A mass m is attached to a spring(massless) that is located inside a massless box. The box is falling under gravity. When the box starts to fall the spring is in it's equilibrium position and the box sticks to the ground when it hits it.

-The box is a distance H from the ground
-Spring has spring constant k
-The mass on the spring is m



Find the equation of motion (and initial conditions) when
a)the box is falling and
b)when the box has landed.

Variables
x is movement from equilibrium position of spring
y is distance from ground to mass

Homework Equations

L=KE - PE
or
F=m\ddot{x}

The Attempt at a Solution

I prefer using Lagrangian equations.
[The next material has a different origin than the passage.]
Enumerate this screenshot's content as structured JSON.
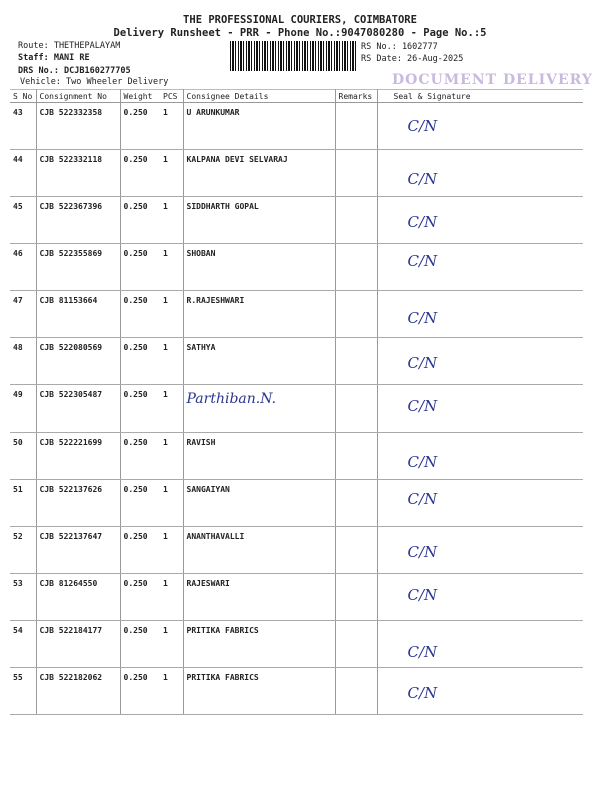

When the box is falling:
KE= \frac{1}{2}m\dot{x^2}
PE= mgy +\frac{1}{2}kx^2

Now can I connect y(distance from the ground to m) and x(movement from equilibrium position of mass) with y=constant + x and use the Euler lagrange equations?
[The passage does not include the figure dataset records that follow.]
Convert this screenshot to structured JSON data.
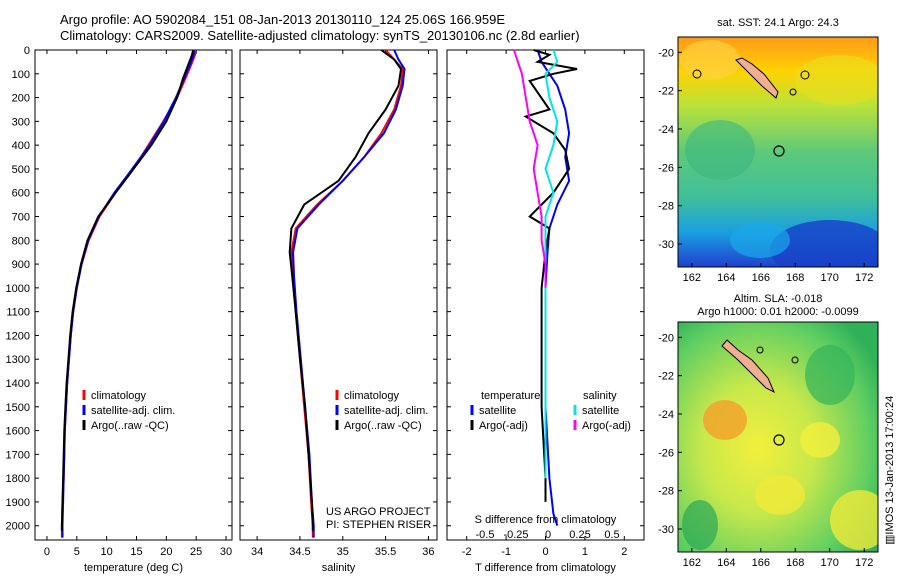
{
  "title": {
    "line1": "Argo profile: AO 5902084_151 08-Jan-2013 20130110_124 25.06S 166.959E",
    "line2": "Climatology: CARS2009. Satellite-adjusted climatology: synTS_20130106.nc (2.8d earlier)"
  },
  "colors": {
    "climatology": "#ff0000",
    "satellite": "#0000ff",
    "argo": "#000000",
    "satellite_s": "#00e5e5",
    "argo_s": "#ff00ff"
  },
  "chart_data": [
    {
      "type": "line",
      "xlabel": "temperature (deg C)",
      "ylabel": "",
      "xlim": [
        -2,
        31
      ],
      "ylim": [
        2060,
        0
      ],
      "x_ticks": [
        "0",
        "5",
        "10",
        "15",
        "20",
        "25",
        "30"
      ],
      "y_ticks": [
        "0",
        "100",
        "200",
        "300",
        "400",
        "500",
        "600",
        "700",
        "800",
        "900",
        "1000",
        "1100",
        "1200",
        "1300",
        "1400",
        "1500",
        "1600",
        "1700",
        "1800",
        "1900",
        "2000"
      ],
      "legend": [
        "climatology",
        "satellite-adj. clim.",
        "Argo(..raw -QC)"
      ],
      "series": [
        {
          "name": "climatology",
          "color": "#ff0000",
          "points": [
            [
              24.8,
              0
            ],
            [
              24.8,
              20
            ],
            [
              24.2,
              60
            ],
            [
              23.2,
              120
            ],
            [
              21.8,
              200
            ],
            [
              19.5,
              300
            ],
            [
              17.0,
              400
            ],
            [
              14.5,
              500
            ],
            [
              11.5,
              600
            ],
            [
              8.8,
              700
            ],
            [
              7.0,
              800
            ],
            [
              5.8,
              900
            ],
            [
              5.0,
              1000
            ],
            [
              4.4,
              1100
            ],
            [
              4.0,
              1200
            ],
            [
              3.7,
              1300
            ],
            [
              3.4,
              1400
            ],
            [
              3.2,
              1500
            ],
            [
              3.0,
              1600
            ],
            [
              2.9,
              1700
            ],
            [
              2.8,
              1800
            ],
            [
              2.6,
              1900
            ],
            [
              2.5,
              2000
            ],
            [
              2.5,
              2050
            ]
          ]
        },
        {
          "name": "satellite-adj. clim.",
          "color": "#0000ff",
          "points": [
            [
              24.6,
              0
            ],
            [
              24.6,
              20
            ],
            [
              24.0,
              60
            ],
            [
              23.0,
              120
            ],
            [
              21.6,
              200
            ],
            [
              19.6,
              300
            ],
            [
              17.2,
              400
            ],
            [
              14.3,
              500
            ],
            [
              11.3,
              600
            ],
            [
              8.7,
              700
            ],
            [
              6.9,
              800
            ],
            [
              5.8,
              900
            ],
            [
              5.0,
              1000
            ],
            [
              4.4,
              1100
            ],
            [
              4.0,
              1200
            ],
            [
              3.7,
              1300
            ],
            [
              3.4,
              1400
            ],
            [
              3.2,
              1500
            ],
            [
              3.0,
              1600
            ],
            [
              2.9,
              1700
            ],
            [
              2.8,
              1800
            ],
            [
              2.7,
              1900
            ],
            [
              2.6,
              2000
            ],
            [
              2.6,
              2050
            ]
          ]
        },
        {
          "name": "Argo(..raw -QC)",
          "color": "#000000",
          "points": [
            [
              24.5,
              0
            ],
            [
              24.3,
              20
            ],
            [
              23.7,
              60
            ],
            [
              22.8,
              120
            ],
            [
              21.8,
              200
            ],
            [
              20.0,
              300
            ],
            [
              17.5,
              400
            ],
            [
              14.5,
              500
            ],
            [
              11.5,
              600
            ],
            [
              8.6,
              700
            ],
            [
              6.8,
              800
            ],
            [
              5.7,
              900
            ],
            [
              4.9,
              1000
            ],
            [
              4.3,
              1100
            ],
            [
              3.9,
              1200
            ],
            [
              3.6,
              1300
            ],
            [
              3.3,
              1400
            ],
            [
              3.1,
              1500
            ],
            [
              2.9,
              1600
            ],
            [
              2.8,
              1700
            ],
            [
              2.7,
              1800
            ],
            [
              2.6,
              1900
            ],
            [
              2.5,
              2000
            ],
            [
              2.5,
              2020
            ]
          ]
        }
      ]
    },
    {
      "type": "line",
      "xlabel": "salinity",
      "ylabel": "",
      "xlim": [
        33.8,
        36.1
      ],
      "ylim": [
        2060,
        0
      ],
      "x_ticks": [
        "34",
        "34.5",
        "35",
        "35.5",
        "36"
      ],
      "legend": [
        "climatology",
        "satellite-adj. clim.",
        "Argo(..raw -QC)"
      ],
      "annotation": [
        "US ARGO PROJECT",
        "PI: STEPHEN RISER"
      ],
      "series": [
        {
          "name": "climatology",
          "color": "#ff0000",
          "points": [
            [
              35.5,
              0
            ],
            [
              35.6,
              40
            ],
            [
              35.7,
              80
            ],
            [
              35.68,
              150
            ],
            [
              35.6,
              250
            ],
            [
              35.45,
              350
            ],
            [
              35.25,
              450
            ],
            [
              35.0,
              550
            ],
            [
              34.7,
              650
            ],
            [
              34.45,
              750
            ],
            [
              34.4,
              850
            ],
            [
              34.42,
              950
            ],
            [
              34.45,
              1100
            ],
            [
              34.5,
              1300
            ],
            [
              34.55,
              1500
            ],
            [
              34.6,
              1700
            ],
            [
              34.63,
              1900
            ],
            [
              34.65,
              2000
            ],
            [
              34.65,
              2050
            ]
          ]
        },
        {
          "name": "satellite-adj. clim.",
          "color": "#0000ff",
          "points": [
            [
              35.6,
              0
            ],
            [
              35.65,
              40
            ],
            [
              35.72,
              80
            ],
            [
              35.7,
              150
            ],
            [
              35.62,
              250
            ],
            [
              35.48,
              350
            ],
            [
              35.25,
              450
            ],
            [
              35.0,
              550
            ],
            [
              34.72,
              650
            ],
            [
              34.47,
              750
            ],
            [
              34.42,
              850
            ],
            [
              34.43,
              950
            ],
            [
              34.46,
              1100
            ],
            [
              34.51,
              1300
            ],
            [
              34.56,
              1500
            ],
            [
              34.61,
              1700
            ],
            [
              34.64,
              1900
            ],
            [
              34.66,
              2000
            ],
            [
              34.66,
              2050
            ]
          ]
        },
        {
          "name": "Argo(..raw -QC)",
          "color": "#000000",
          "points": [
            [
              35.45,
              0
            ],
            [
              35.6,
              40
            ],
            [
              35.68,
              80
            ],
            [
              35.65,
              150
            ],
            [
              35.5,
              250
            ],
            [
              35.3,
              350
            ],
            [
              35.15,
              450
            ],
            [
              34.95,
              550
            ],
            [
              34.55,
              650
            ],
            [
              34.4,
              750
            ],
            [
              34.38,
              850
            ],
            [
              34.41,
              950
            ],
            [
              34.45,
              1100
            ],
            [
              34.5,
              1300
            ],
            [
              34.56,
              1500
            ],
            [
              34.6,
              1700
            ],
            [
              34.64,
              1900
            ],
            [
              34.65,
              2000
            ],
            [
              34.65,
              2020
            ]
          ]
        }
      ]
    },
    {
      "type": "line",
      "xlabel": "T difference from climatology",
      "xlabel_top": "S difference from climatology",
      "xlim": [
        -2.5,
        2.5
      ],
      "ylim": [
        2060,
        0
      ],
      "x_ticks": [
        "-2",
        "-1",
        "0",
        "1",
        "2"
      ],
      "x_ticks_top": [
        "-0.5",
        "-0.25",
        "0",
        "0.25",
        "0.5"
      ],
      "legend_temperature": [
        "temperature",
        "satellite",
        "Argo(-adj)"
      ],
      "legend_salinity": [
        "salinity",
        "satellite",
        "Argo(-adj)"
      ],
      "series": [
        {
          "name": "satellite",
          "color": "#0000ff",
          "points": [
            [
              -0.2,
              0
            ],
            [
              -0.1,
              50
            ],
            [
              0.1,
              100
            ],
            [
              0.3,
              150
            ],
            [
              0.5,
              250
            ],
            [
              0.6,
              350
            ],
            [
              0.5,
              450
            ],
            [
              0.6,
              550
            ],
            [
              0.3,
              650
            ],
            [
              0.1,
              750
            ],
            [
              0.05,
              850
            ],
            [
              0.0,
              1000
            ],
            [
              0.0,
              1200
            ],
            [
              0.0,
              1500
            ],
            [
              0.1,
              1800
            ],
            [
              0.2,
              1950
            ],
            [
              0.3,
              2000
            ]
          ]
        },
        {
          "name": "Argo(-adj)",
          "color": "#000000",
          "points": [
            [
              -0.3,
              0
            ],
            [
              0.1,
              20
            ],
            [
              -0.2,
              50
            ],
            [
              0.8,
              80
            ],
            [
              0.2,
              100
            ],
            [
              -0.4,
              130
            ],
            [
              0.1,
              250
            ],
            [
              -0.5,
              280
            ],
            [
              0.2,
              350
            ],
            [
              0.5,
              420
            ],
            [
              0.6,
              500
            ],
            [
              0.2,
              600
            ],
            [
              -0.4,
              700
            ],
            [
              0.1,
              750
            ],
            [
              0.0,
              850
            ],
            [
              -0.1,
              1000
            ],
            [
              -0.1,
              1200
            ],
            [
              -0.1,
              1500
            ],
            [
              0.0,
              1800
            ],
            [
              0.0,
              1900
            ]
          ]
        },
        {
          "name": "satellite",
          "color": "#00e5e5",
          "points": [
            [
              0.2,
              0
            ],
            [
              0.3,
              50
            ],
            [
              0.0,
              100
            ],
            [
              0.1,
              200
            ],
            [
              0.3,
              300
            ],
            [
              0.2,
              400
            ],
            [
              0.0,
              500
            ],
            [
              0.2,
              600
            ],
            [
              0.0,
              700
            ],
            [
              0.0,
              800
            ],
            [
              0.0,
              1000
            ],
            [
              0.0,
              1300
            ],
            [
              0.0,
              1600
            ],
            [
              0.0,
              1800
            ]
          ]
        },
        {
          "name": "Argo(-adj)",
          "color": "#ff00ff",
          "points": [
            [
              -0.8,
              0
            ],
            [
              -0.7,
              50
            ],
            [
              -0.6,
              100
            ],
            [
              -0.5,
              200
            ],
            [
              -0.4,
              300
            ],
            [
              -0.2,
              400
            ],
            [
              -0.3,
              500
            ],
            [
              -0.2,
              600
            ],
            [
              -0.1,
              700
            ],
            [
              -0.1,
              800
            ],
            [
              0.0,
              900
            ],
            [
              0.0,
              1000
            ]
          ]
        }
      ]
    },
    {
      "type": "heatmap",
      "title": "sat. SST: 24.1  Argo: 24.3",
      "xlim": [
        161.2,
        172.8
      ],
      "ylim": [
        -31.2,
        -19.2
      ],
      "x_ticks": [
        "162",
        "164",
        "166",
        "168",
        "170",
        "172"
      ],
      "y_ticks": [
        "-20",
        "-22",
        "-24",
        "-26",
        "-28",
        "-30"
      ]
    },
    {
      "type": "heatmap",
      "title": "Altim. SLA: -0.018",
      "subtitle": "Argo h1000: 0.01 h2000: -0.0099",
      "xlim": [
        161.2,
        172.8
      ],
      "ylim": [
        -31.2,
        -19.2
      ],
      "x_ticks": [
        "162",
        "164",
        "166",
        "168",
        "170",
        "172"
      ],
      "y_ticks": [
        "-20",
        "-22",
        "-24",
        "-26",
        "-28",
        "-30"
      ]
    }
  ],
  "footer": "▥IMOS 13-Jan-2013 17:00:24"
}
I'm also not sure on intial conditions, it would be x(0)=0 and x'(0)=0 for the first eq. of motion

when the box lands, maybe x(tH)=H and x'(tH)=sqrt(2gH) ??

 

[Imperitor]

Homework Statement

I'm also not sure on intial conditions, it would be x(0)=0 and x'(0)=0 for the first eq. of motion

Just think what happens when the box hits the ground. It will stop but the mass on the spring will still have same velocity because nothing is stopping it. The only contribution of the fall on the system is an initial velocity. Hope that helps.